Figure 1.

Syngap^+/− phenocopies the hippocampal synaptic pathophysiology observed in Fmr1^−/y mice. A, application of DHPG (50 μm) induced LTD that was significantly increased in Syngap^+/− mice (62 ± 5%, n = 15; t test, p = 0.01) versus WT littermate controls (77 ± 3%, n = 18). Representative average fEPSPs before and after DHPG application are illustrated.

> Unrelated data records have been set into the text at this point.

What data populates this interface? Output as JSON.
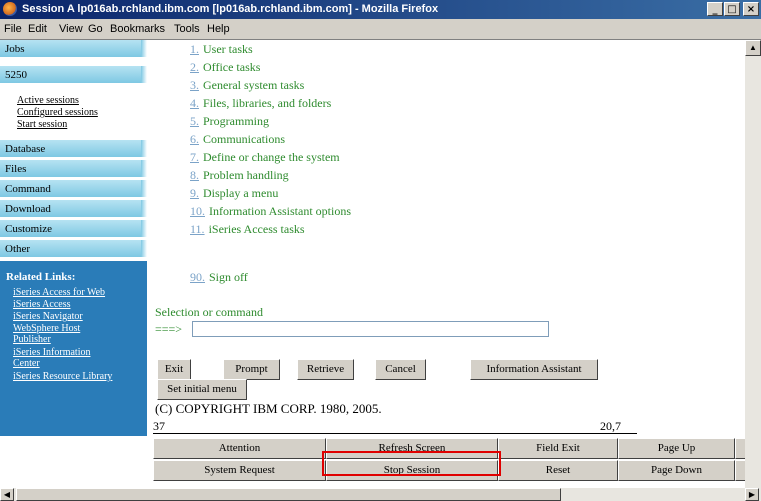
{
  "window": {
    "title": "Session A lp016ab.rchland.ibm.com [lp016ab.rchland.ibm.com] - Mozilla Firefox",
    "controls": [
      "_",
      "□",
      "×"
    ]
  },
  "menubar": [
    "File",
    "Edit",
    "View",
    "Go",
    "Bookmarks",
    "Tools",
    "Help"
  ],
  "sidebar": {
    "tabs": [
      "Jobs",
      "5250",
      "Database",
      "Files",
      "Command",
      "Download",
      "Customize",
      "Other"
    ],
    "subitems": [
      "Active sessions",
      "Configured sessions",
      "Start session"
    ],
    "related": {
      "title": "Related Links:",
      "links": [
        "iSeries Access for Web",
        "iSeries Access",
        "iSeries Navigator",
        "WebSphere Host Publisher",
        "iSeries Information Center",
        "iSeries Resource Library"
      ]
    }
  },
  "menu": [
    {
      "num": "1.",
      "label": "User tasks"
    },
    {
      "num": "2.",
      "label": "Office tasks"
    },
    {
      "num": "3.",
      "label": "General system tasks"
    },
    {
      "num": "4.",
      "label": "Files, libraries, and folders"
    },
    {
      "num": "5.",
      "label": "Programming"
    },
    {
      "num": "6.",
      "label": "Communications"
    },
    {
      "num": "7.",
      "label": "Define or change the system"
    },
    {
      "num": "8.",
      "label": "Problem handling"
    },
    {
      "num": "9.",
      "label": "Display a menu"
    },
    {
      "num": "10.",
      "label": "Information Assistant options"
    },
    {
      "num": "11.",
      "label": "iSeries Access tasks"
    },
    {
      "num": "90.",
      "label": "Sign off"
    }
  ],
  "selection": {
    "label": "Selection or command",
    "arrow": "===>",
    "value": ""
  },
  "function_buttons": [
    "Exit",
    "Prompt",
    "Retrieve",
    "Cancel",
    "Information Assistant",
    "Set initial menu"
  ],
  "copyright": "(C) COPYRIGHT IBM CORP. 1980, 2005.",
  "status": {
    "left": "37",
    "right": "20,7"
  },
  "keys_row1": [
    "Attention",
    "Refresh Screen",
    "Field Exit",
    "Page Up"
  ],
  "keys_row2": [
    "System Request",
    "Stop Session",
    "Reset",
    "Page Down"
  ]
}
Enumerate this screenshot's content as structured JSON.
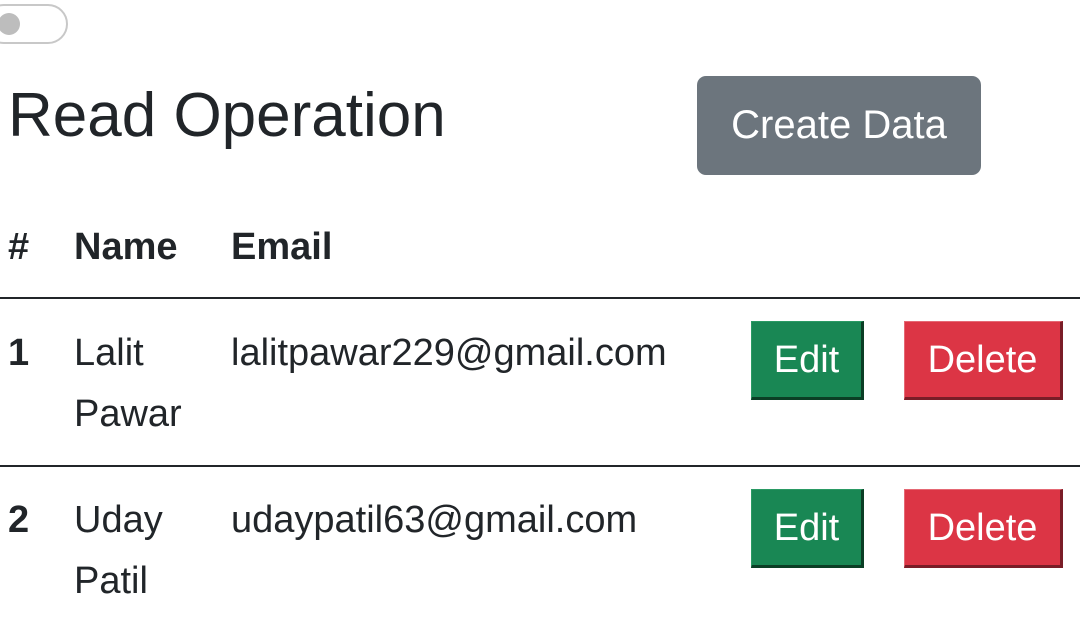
{
  "toggle": {
    "state": "off"
  },
  "header": {
    "title": "Read Operation",
    "create_label": "Create Data"
  },
  "table": {
    "columns": [
      "#",
      "Name",
      "Email"
    ],
    "rows": [
      {
        "id": "1",
        "name_line1": "Lalit",
        "name_line2": "Pawar",
        "email": "lalitpawar229@gmail.com",
        "edit_label": "Edit",
        "delete_label": "Delete"
      },
      {
        "id": "2",
        "name_line1": "Uday",
        "name_line2": "Patil",
        "email": "udaypatil63@gmail.com",
        "edit_label": "Edit",
        "delete_label": "Delete"
      }
    ]
  },
  "colors": {
    "secondary": "#6c757d",
    "success": "#198754",
    "danger": "#dc3545",
    "text": "#212529"
  }
}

B, In the presence of protein synthesis inhibitor anisomycin (aniso.; 20 μm), DHPG-induced LTD was not sustained in WT mice (91 ± 4%, n = 12), while remaining intact in Syngap^+/− mice (64 ± 4%, n = 14). C, DHPG-induced mGluR-LTD was also significantly enhanced in Fmr1^−/y mice (63 ± 4%, n = 17; t test, p = 0.04) versus WT littermate controls (77 ± 5%, n = 17). D, In the presence of anisomycin, mGluR-LTD remained at a similar magnitude in the Fmr1^−/y (65 ± 7%, n = 9), whereas LTD could not be sustained in WT mice (91 ± 6%, n = 8). E, The magnitude of LTD was significantly enhanced in the Syngap^+/−/Fmr1^−/y double mutant mice (59 ± 4%, n = 12; ANOVA, p = 0.02) relative to WT littermate controls (78 ± 3%; n = 9). No significant differences were observed in LTD magnitude between the Syngap^+/−/Fmr1^−/y double mutant mice and either Syngap^+/− (60 ± 4%, n = 10) or Fmr1^−/y (62 ± 5%, n = 10; data not illustrated) single mutant mice. F, Summary of DHPG-induced LTD for each of the four genotypes generated from the Syngap^+/− × Fmr1^−/y cross. Box plots illustrate minima and maxima (whiskers), median (line), mean (square symbol), and interquartile range (box). Calibrations: A, D, 250 μV, 10 ms; B, C, 500 μV, 10 ms; E, 350 μV, 10 ms. n.s., Not significant. *p < 0.05.